La conferenza stampa della Presidente Lagarde è iniziata in questo contesto. Nella parte iniziale della sua esposizione, la Presidente ha precisato che la situazione dell’Eurozona era molto diversa da quella degli Stati Uniti, che presentano un tasso di inflazione sensibilmente più alto (7,50 per cento contro 5,10 per cento nell’Eurozona) e un’economia in maggiore crescita. La situazione europea consentiva, a giudizio della Presidente, di confermare, con una serie di cautele, lo scenario formulato nel Consiglio direttivo precedente per i tassi di interesse, che prevedeva una loro sostanziale stabilità per tutto il 2022.
Le domande dei giornalisti hanno però messo in dubbio questa ipotesi e, di fronte ad alcune esitazioni nelle repliche di Christine Lagarde, le borse europee hanno reagito puntando immediatamente verso il basso e i tassi di interesse attesi si sono mossi con altrettanta rapidità nella direzione opposta, spingendo verso l’alto, come insegna la teoria della struttura per scadenze, anche i livelli dei tassi a lunga.
I giorni successivi al meeting del 3 febbraio
Con una massiccia discesa in campo nei giorni successivi, a partire dall’audizione di Lagarde al Parlamento europeo il 6 febbraio la Bce ha cercato di rettificare il messaggio recepito dai mercati.
Mentre la Bce cercava di rettificare il tiro, si sono espressi anche i vertici di diverse banche centrali nazionali appartenenti all’Eurosistema con dichiarazioni sul futuro dei tassi di interesse nell’Eurozona non in linea con la visione ufficiale della Bce, contribuendo ad accrescere la confusione in un momento già di per sé molto incerto per l’aggravarsi delle tensioni geopolitiche.
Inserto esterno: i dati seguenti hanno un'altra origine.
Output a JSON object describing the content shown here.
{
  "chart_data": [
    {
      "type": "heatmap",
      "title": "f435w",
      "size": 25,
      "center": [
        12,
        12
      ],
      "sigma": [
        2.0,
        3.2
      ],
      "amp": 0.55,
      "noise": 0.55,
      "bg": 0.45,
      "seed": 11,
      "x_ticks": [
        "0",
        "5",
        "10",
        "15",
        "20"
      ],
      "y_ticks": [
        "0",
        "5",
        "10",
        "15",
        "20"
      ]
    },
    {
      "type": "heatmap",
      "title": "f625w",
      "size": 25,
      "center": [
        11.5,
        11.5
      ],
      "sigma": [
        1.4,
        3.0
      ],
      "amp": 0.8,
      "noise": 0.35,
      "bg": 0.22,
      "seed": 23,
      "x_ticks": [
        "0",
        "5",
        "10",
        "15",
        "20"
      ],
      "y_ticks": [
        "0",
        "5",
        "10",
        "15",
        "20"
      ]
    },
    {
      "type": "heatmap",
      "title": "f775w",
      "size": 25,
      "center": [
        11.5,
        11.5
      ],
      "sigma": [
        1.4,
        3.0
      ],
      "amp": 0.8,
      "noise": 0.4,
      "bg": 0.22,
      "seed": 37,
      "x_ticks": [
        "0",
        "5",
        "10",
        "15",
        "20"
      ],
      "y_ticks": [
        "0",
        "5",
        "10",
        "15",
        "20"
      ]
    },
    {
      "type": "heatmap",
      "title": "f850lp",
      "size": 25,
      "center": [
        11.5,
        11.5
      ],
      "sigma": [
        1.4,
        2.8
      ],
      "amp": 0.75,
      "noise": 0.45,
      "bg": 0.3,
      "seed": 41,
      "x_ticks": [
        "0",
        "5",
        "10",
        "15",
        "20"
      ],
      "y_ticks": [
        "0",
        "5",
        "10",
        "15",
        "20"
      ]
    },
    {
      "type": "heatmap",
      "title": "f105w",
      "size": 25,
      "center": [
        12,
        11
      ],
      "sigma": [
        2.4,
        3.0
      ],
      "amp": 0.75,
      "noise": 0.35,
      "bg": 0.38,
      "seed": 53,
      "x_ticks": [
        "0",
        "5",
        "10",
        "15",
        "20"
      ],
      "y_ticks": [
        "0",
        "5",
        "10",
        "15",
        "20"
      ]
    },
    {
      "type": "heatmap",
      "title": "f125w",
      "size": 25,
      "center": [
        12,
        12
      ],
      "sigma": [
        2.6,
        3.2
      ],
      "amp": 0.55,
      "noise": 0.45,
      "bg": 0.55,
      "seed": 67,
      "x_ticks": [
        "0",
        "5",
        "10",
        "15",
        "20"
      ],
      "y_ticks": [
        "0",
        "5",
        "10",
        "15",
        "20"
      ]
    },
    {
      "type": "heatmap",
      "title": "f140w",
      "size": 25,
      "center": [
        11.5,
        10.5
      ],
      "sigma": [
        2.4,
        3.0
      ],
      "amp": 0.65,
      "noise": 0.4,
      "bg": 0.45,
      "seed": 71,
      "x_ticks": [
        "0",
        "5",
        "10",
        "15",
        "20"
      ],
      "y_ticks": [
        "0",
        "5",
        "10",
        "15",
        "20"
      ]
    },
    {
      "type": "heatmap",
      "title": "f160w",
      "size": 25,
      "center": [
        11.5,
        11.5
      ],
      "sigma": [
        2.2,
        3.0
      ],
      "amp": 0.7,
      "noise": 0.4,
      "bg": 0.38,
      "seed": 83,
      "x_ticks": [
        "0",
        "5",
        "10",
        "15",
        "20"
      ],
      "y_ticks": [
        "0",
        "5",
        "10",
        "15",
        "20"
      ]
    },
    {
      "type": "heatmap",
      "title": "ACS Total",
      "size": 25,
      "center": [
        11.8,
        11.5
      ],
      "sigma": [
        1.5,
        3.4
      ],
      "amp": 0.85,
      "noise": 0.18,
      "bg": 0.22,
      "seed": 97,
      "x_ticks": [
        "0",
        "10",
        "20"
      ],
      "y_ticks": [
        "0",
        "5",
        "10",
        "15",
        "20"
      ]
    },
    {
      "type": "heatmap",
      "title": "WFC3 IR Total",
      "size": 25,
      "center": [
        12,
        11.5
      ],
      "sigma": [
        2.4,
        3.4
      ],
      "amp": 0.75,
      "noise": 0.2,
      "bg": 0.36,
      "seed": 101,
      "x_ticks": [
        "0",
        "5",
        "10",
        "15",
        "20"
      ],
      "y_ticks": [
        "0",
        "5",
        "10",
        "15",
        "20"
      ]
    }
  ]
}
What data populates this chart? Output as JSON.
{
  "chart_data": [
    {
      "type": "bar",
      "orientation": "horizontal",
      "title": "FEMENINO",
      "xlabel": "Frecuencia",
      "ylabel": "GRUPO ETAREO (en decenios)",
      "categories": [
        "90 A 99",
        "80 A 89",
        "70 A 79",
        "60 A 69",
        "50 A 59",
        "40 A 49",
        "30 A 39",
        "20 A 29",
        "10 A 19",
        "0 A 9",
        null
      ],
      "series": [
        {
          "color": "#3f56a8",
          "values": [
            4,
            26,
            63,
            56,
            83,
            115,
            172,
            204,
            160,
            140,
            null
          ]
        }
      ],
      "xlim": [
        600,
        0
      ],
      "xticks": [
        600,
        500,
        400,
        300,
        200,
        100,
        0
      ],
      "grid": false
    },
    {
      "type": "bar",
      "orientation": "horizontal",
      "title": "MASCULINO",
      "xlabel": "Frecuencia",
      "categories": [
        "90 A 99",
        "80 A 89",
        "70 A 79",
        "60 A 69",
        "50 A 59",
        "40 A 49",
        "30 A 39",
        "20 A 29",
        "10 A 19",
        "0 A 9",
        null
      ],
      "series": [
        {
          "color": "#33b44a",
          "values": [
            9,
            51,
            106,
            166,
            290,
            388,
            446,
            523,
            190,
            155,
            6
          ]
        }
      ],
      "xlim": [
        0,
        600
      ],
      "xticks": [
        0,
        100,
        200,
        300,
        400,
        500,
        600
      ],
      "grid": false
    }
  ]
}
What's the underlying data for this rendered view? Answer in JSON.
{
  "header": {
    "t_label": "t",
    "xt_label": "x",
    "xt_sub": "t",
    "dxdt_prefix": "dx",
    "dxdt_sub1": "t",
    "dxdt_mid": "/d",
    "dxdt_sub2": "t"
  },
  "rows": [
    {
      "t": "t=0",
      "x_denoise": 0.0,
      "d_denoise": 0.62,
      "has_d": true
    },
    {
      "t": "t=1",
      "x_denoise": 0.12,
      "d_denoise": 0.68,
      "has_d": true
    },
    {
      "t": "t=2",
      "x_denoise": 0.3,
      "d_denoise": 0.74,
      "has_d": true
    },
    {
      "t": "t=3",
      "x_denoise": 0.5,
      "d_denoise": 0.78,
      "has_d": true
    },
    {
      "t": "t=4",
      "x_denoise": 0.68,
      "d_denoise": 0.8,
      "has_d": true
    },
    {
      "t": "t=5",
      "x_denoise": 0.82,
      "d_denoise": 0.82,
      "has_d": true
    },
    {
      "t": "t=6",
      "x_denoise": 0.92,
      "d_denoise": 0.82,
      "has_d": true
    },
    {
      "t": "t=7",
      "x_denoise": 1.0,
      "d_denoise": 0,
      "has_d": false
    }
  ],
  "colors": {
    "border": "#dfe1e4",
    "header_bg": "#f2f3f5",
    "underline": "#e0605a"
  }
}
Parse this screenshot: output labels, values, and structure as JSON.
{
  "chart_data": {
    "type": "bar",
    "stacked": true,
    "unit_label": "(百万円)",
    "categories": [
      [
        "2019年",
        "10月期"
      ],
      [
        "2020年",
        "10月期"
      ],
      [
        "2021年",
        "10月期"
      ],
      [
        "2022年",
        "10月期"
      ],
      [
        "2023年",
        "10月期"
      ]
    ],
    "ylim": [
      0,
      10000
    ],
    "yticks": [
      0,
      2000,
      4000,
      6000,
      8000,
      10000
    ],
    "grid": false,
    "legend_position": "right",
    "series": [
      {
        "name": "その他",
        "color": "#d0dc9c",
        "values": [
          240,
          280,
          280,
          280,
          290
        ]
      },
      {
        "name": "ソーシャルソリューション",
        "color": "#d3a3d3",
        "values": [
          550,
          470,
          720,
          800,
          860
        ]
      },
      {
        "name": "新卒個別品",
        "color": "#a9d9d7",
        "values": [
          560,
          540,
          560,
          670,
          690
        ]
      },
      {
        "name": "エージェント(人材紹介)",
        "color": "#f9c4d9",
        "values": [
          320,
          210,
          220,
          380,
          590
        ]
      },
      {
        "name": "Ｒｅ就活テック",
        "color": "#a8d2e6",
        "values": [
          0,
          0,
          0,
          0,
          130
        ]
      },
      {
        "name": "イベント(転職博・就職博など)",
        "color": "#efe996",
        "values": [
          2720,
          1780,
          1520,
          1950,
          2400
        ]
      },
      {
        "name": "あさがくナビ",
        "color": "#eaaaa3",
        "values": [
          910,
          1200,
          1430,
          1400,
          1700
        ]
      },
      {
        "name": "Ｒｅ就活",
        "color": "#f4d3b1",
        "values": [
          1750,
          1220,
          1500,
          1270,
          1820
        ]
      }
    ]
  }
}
A questo punto, non resta che attendere la prossima riunione del Consiglio direttivo, prevista per il 10 marzo, con la speranza che, sulla base dei dati che nel frattempo si renderanno disponibili, vengano meglio definiti gli orientamenti che la Bce intende perseguire nel corso del 2022, anche alla luce della sfavorevole evoluzione del quadro geopolitico.
I problemi posti dall’evoluzione in atto sui mercati finanziari
Una cosa si può dire con certezza: i tassi di interesse, rimasti fermi su livelli molto bassi, hanno ormai ripreso a crescere. Il fenomeno è più intenso nei paesi anglosassoni e per ora riguarda un po’ meno i paesi dell’Eurozona.
In questo articolo ci siamo imposti di guardare pochi dati. Ne prendiamo in considerazione solo uno: il valore del rendimento del Btp italiano a 10 anni, che in questi ultimi giorni ha raggiunto quasi il 2 per cento per la prima volta dal maggio 2020.
Per un paese con un debito pubblico elevato come l’Italia scatta un campanello d’allarme che deve indurre all’azione. Lungo quali linee? Non le possiamo esaminare in questa occasione, ma un primo passo potrebbe essere la creazione di un’Agenzia europea del debito (discussa su questo sito qui e qui).